E no. L'Europa non è solo chiacchiere e distintivo, «non è soltanto burocrazia oppressiva», ma, sostiene Sergio Mattarella «è un modello di convivenza unico, un progetto di grande valore da coltivare quotidianamente». Insomma, qualcosa da proteggere, di cui «avere cura», una piantina da annaffiare, non un tecno-nemico da attaccare per motivi di campagna elettorale. Certo si può e si deve criticare, come infatti fa con molta vivacità Matteo Renzi in questi giorni, però non si può demolire. Invece, spiega con un filo d'amarezza il presidente, «troppo spesso, nella dialettica interna e internazionale, l'Unione viene criticata, le sue regole trattate come l'esempio di una burocrazia complessa e, a volte, addirittura oppressiva, come un limite».
Il capo dello Stato parla a Gorizia, alla presenza del suo collega sloveno Borut Pahor, a un convegno sulla convivenza tra i popoli. Il suo discorso, fanno notare dal Quirinale, non va letto in chiave politica interna e soprattutto «non è contro Renzi», però cade proprio nel bel mezzo del braccio di ferro tra il premier e la Commissione ed è impossibile non notare la differenza di toni e il tentativo di ricucire i rapporti. Dopo il quattro dicembre, ci sarà il cinque. Dopo il referendum, chiunque vinca, la vita deve continuare ma dicembre è lontano e il capo dello Stato teme che, se gli ardori non si raffreddano, da qui ad allora si producano danni irreversibili. Il peggioramento dei rapporti con Berlino e Parigi non promette bene.

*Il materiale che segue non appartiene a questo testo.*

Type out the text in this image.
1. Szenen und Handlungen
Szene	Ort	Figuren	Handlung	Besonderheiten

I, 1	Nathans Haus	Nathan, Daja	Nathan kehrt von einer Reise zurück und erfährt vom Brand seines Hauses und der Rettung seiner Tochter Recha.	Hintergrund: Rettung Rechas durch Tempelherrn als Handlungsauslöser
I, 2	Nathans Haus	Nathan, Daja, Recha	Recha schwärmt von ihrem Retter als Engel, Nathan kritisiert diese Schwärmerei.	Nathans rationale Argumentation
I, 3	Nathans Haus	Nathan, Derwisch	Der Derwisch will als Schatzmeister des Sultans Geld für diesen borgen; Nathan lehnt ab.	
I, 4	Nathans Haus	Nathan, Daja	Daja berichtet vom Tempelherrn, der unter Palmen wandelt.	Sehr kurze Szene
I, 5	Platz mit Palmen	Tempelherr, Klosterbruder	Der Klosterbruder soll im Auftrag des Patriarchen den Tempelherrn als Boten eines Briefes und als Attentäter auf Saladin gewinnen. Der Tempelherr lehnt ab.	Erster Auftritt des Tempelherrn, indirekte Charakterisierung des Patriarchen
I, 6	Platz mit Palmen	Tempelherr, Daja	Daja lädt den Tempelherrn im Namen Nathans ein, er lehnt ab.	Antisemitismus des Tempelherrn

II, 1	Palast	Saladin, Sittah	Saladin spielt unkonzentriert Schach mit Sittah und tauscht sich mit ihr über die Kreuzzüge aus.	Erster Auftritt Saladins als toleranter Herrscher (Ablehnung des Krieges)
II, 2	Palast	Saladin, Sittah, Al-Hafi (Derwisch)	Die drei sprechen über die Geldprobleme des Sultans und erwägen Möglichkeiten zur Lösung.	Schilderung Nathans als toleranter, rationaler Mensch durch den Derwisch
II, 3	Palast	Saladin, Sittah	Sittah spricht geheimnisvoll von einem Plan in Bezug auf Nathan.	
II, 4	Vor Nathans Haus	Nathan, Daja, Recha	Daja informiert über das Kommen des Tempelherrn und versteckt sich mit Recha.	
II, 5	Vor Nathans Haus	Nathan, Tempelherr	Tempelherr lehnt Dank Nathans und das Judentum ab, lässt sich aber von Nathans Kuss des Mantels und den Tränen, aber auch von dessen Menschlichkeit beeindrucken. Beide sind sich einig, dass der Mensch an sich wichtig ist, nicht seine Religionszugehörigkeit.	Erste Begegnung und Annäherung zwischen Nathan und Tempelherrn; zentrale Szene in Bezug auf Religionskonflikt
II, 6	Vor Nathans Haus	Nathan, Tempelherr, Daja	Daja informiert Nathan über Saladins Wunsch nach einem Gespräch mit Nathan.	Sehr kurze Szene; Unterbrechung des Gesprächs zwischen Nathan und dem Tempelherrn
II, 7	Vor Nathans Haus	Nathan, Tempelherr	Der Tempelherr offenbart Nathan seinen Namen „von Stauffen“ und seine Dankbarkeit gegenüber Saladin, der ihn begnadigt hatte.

Da qualche giorno filtra dal Colle una certa preoccupazione per la piega che sta prendendo la discussione sulla legge di Stabilità, intrecciata poi alla questione migranti e alla dura polemica interna sul referendum. «Noi non siamo contro l'Europa», assicura Renzi, mentre Moscovici derubrica la lettera in «normale dialettica». E Mattarella, preoccupato per la tensione tra Bruxelles e Palazzo Chigi, non è il tipo che bacchetti, lanci moniti o intervenga direttamente, però un segnale di distensione, alle cancellerie che in vario modo hanno recapitato al Quirinale la loro perplessità, bisogna pur spedirlo.
Così eccolo al teatro Verdi fissare alcuni punti. Primo. «L'Ue, l'unione dei popoli europei, dei cittadini dei nostri Paesi, è un progetto di grande valore che va coltivato ogni giorno, anche per rimuoverne le imperfezioni, le contraddizioni, per migliorarlo sulla base di una critica anche severa ma costruttiva, attenta e, soprattutto, di spinte ideali all'altezza dei tempi e della storia». Secondo, l'Europa «è un luogo di superamento dei conflitti» che «ha cambiato le regole del gioco, facendo tacere le armi e parlare i popoli, facendo recedere i nazionalismi e avanzare il dialogo. Facendo sempre più scoprire i tanti aspetti che uniscono». Terzo. Basta con le «troppe critiche», basta vedere la Ue come «un limite rispetto a un passato esclusivamente nazionale che taluno vorrebbe raffigurare come una sorta di età dell'oro».
Succede in Italia, dove in Parlamento e nei salotti tv è partita la gara a chi critica di più l'Unione europea. Succede anche all'estero, con rigurgiti di nazionalismo.
«La cronaca di questi mesi è contrassegnata dalla insistenza con la quale, altrove, si continuano a mettere in discussione i valori fondanti dell'Unione e non soltanto le sue scelte, evocando velleitariamente la costruzione di nuove barriere».